The commission will argue that the EU's soon to be 27 member states (minus Britain) can no longer afford to individually pay the high cost of maintaining a military of a global reach.

- No 'EU army' -

The new EU fund will consist of two parts, according to earlier drafts.

The first will help member states finance defence research into fields such as electronics, encrypted software, robotics and drones.

A draft unveiled at the end of 2016 envisaged a research programme with an annual budget of around 500 million euros after 2020.

The fund's second portion will pool resources for big-ticket hardware purchases such as tanks, helicopters and drones.

This part would reach a budget of five billion euros a year once fully operational, with the commission arguing that member states waste 25 to 100 billion EU-wide when going alone.

Big questions remain on how the EU budget will pay for the new defence plans. The bloc will soon face an estimated 10-billion euro hole with the exit of net contributor Britain.

European nations also need to meet Trump's demand that all NATO nations meet their commitment of spending 2 percent of GDP on defence.

But France and Germany, the EU's powerhouses, have asked the commission to seize Brexit as an opportunity for further defence cooperation given that Britain has always opposed closer EU defence ties.

London historically has feared that too much cooperation in Europe on military matters would diminish the centrality of US-dominated NATO to Europe's security.

This opposition persists.
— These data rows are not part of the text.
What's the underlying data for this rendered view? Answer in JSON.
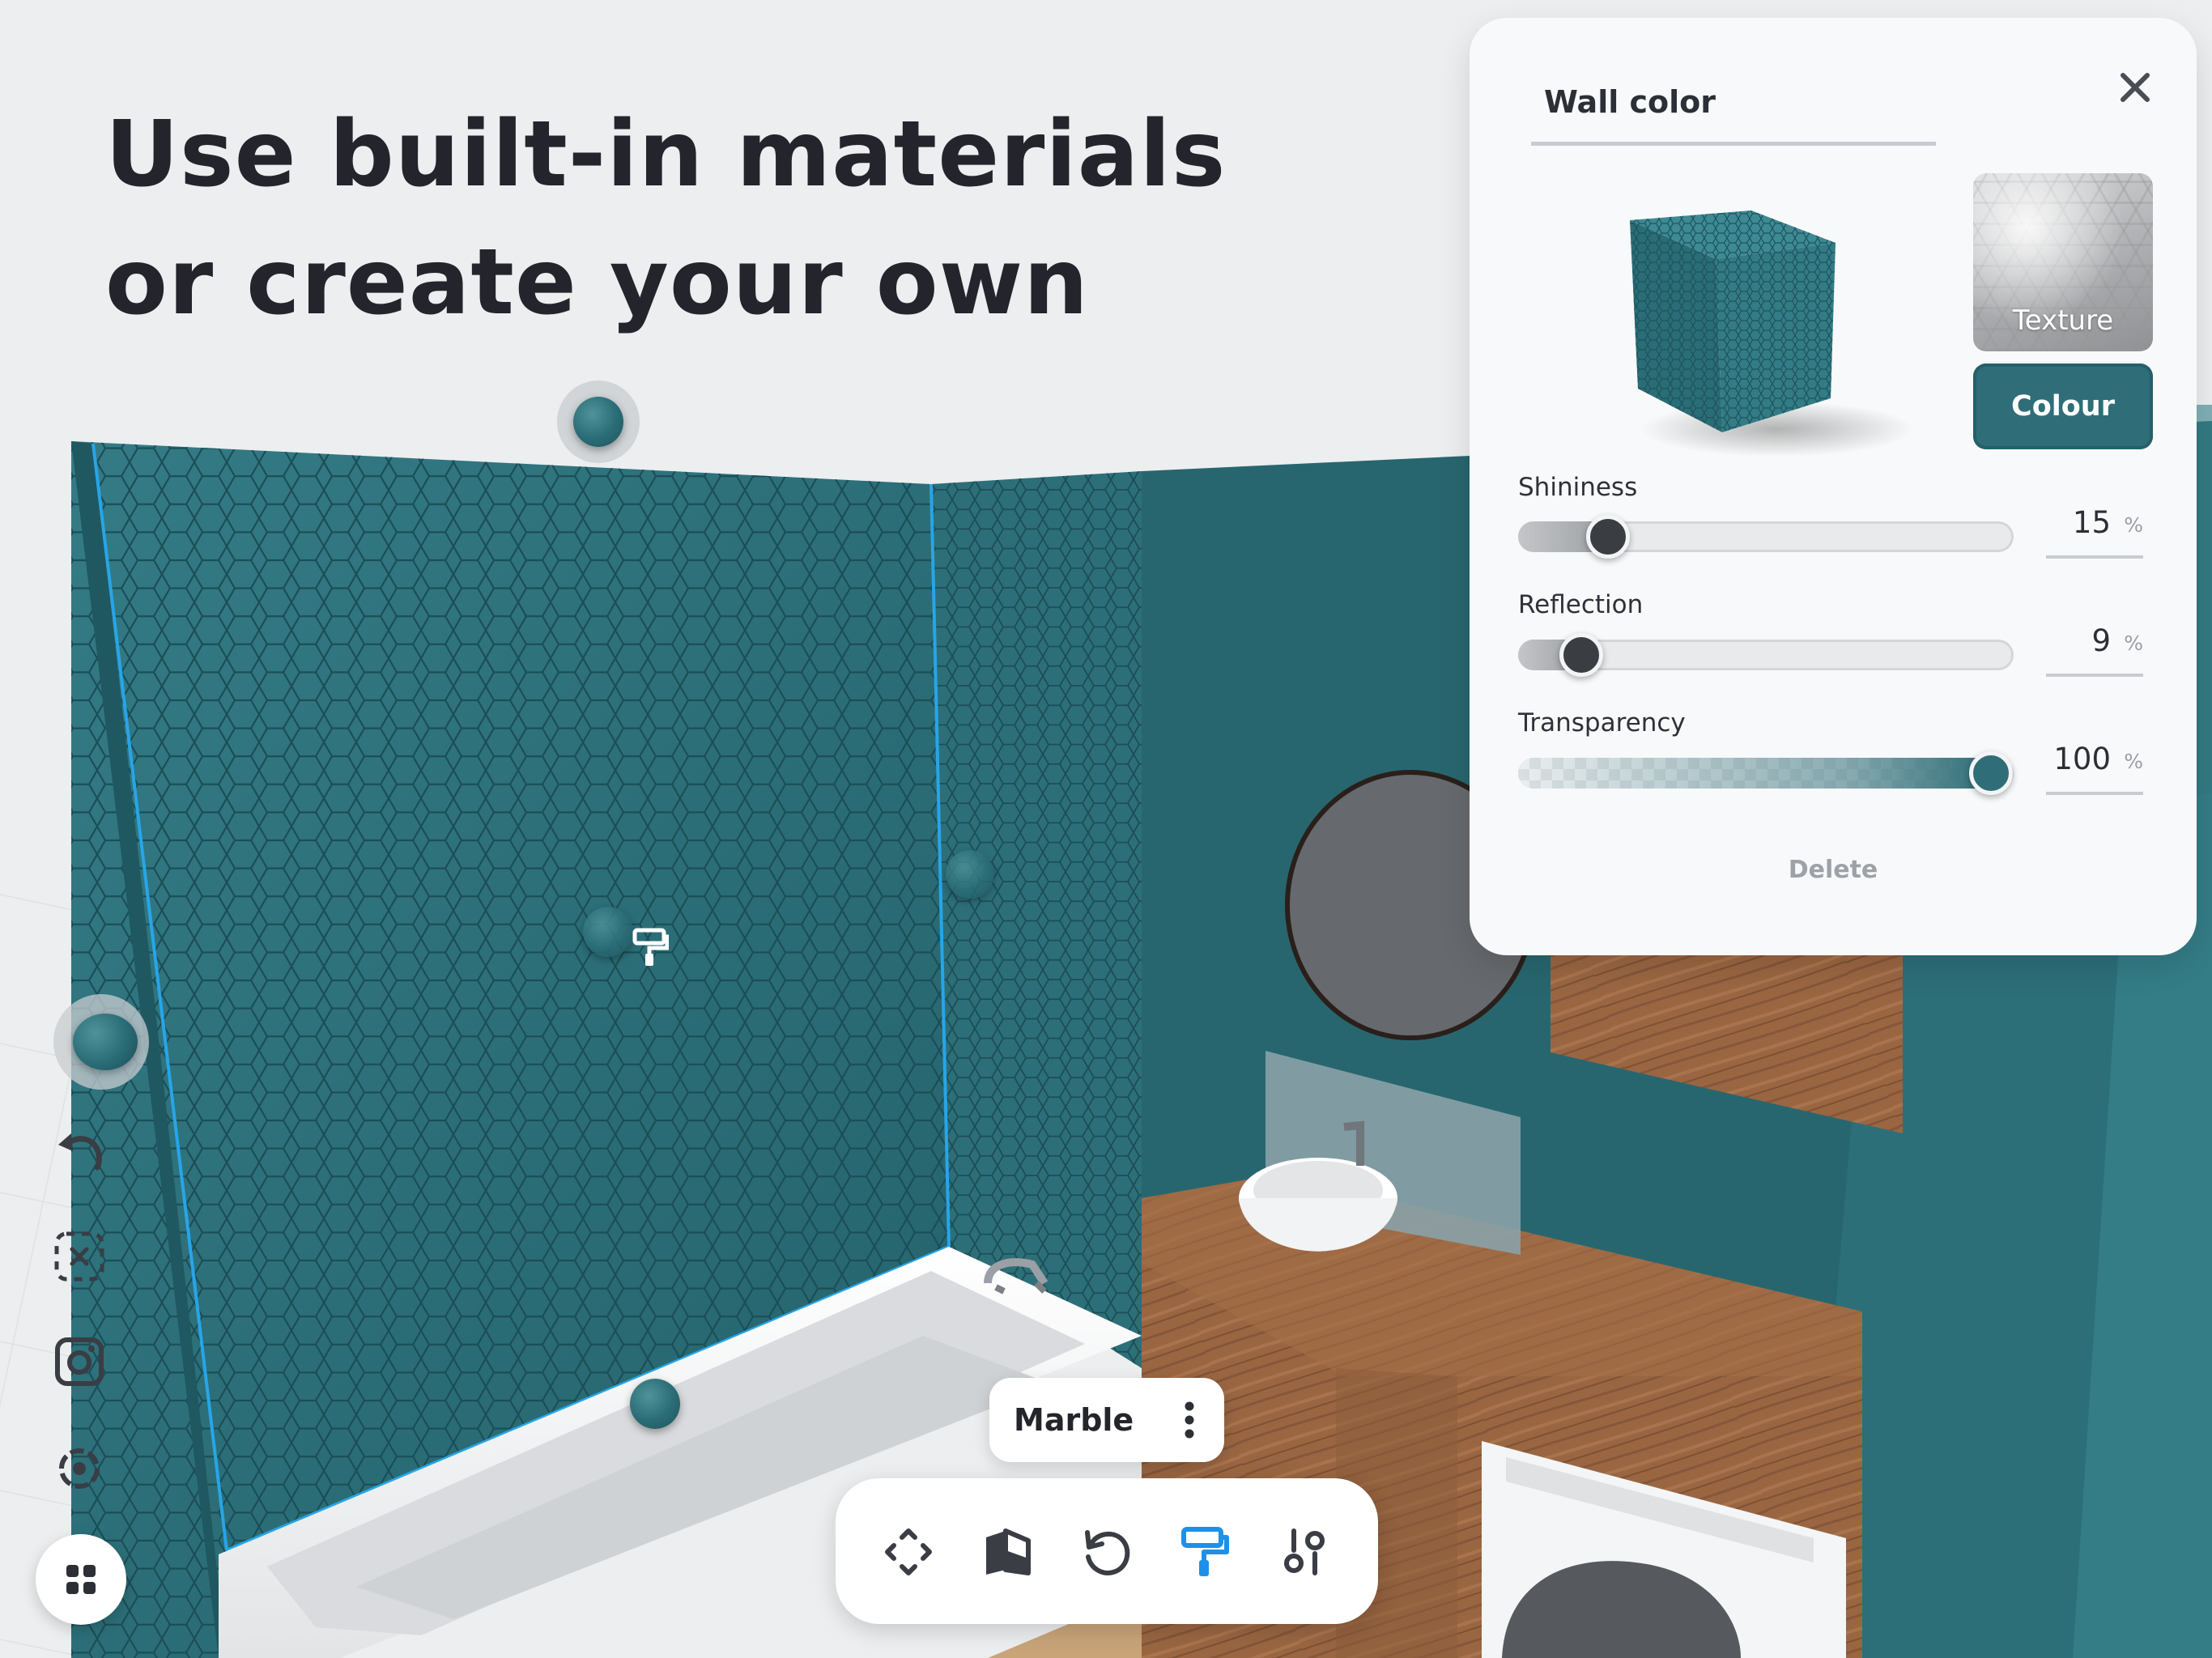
{
  "headline": {
    "line1": "Use built-in materials",
    "line2": "or create your own"
  },
  "panel": {
    "title": "Wall color",
    "texture_label": "Texture",
    "colour_label": "Colour",
    "sliders": [
      {
        "label": "Shininess",
        "value": "15",
        "unit": "%",
        "level": 0.15
      },
      {
        "label": "Reflection",
        "value": "9",
        "unit": "%",
        "level": 0.09
      },
      {
        "label": "Transparency",
        "value": "100",
        "unit": "%",
        "level": 1.0
      }
    ],
    "delete_label": "Delete"
  },
  "material_chip": {
    "name": "Marble"
  },
  "left_toolbar": {
    "icons": [
      "material-ball-icon",
      "undo-icon",
      "deselect-icon",
      "camera-icon",
      "focus-target-icon",
      "grid-menu-icon"
    ]
  },
  "bottom_toolbar": {
    "icons": [
      "move-icon",
      "material-icon",
      "rotate-icon",
      "paint-roller-icon",
      "adjust-icon"
    ],
    "active": "paint-roller-icon"
  },
  "colors": {
    "accent": "#2f6e78",
    "wall_tile": "#2a6c76",
    "active_icon": "#1e90e8",
    "headline": "#23242c"
  }
}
EU member states last month agreed to set up a military command for training missions, but objections by Britain forced them to stop short of creating a full headquarters.

Brussels has repeatedly denied that it is creating an ‘EU army’.

France has always thought ‘Europeans must take their destiny into their own hands’ on defence, said Sylvie Goulard, France's new Defence Minister.

Europe must stand alone on security, ‘all while tied to NATO’, she said.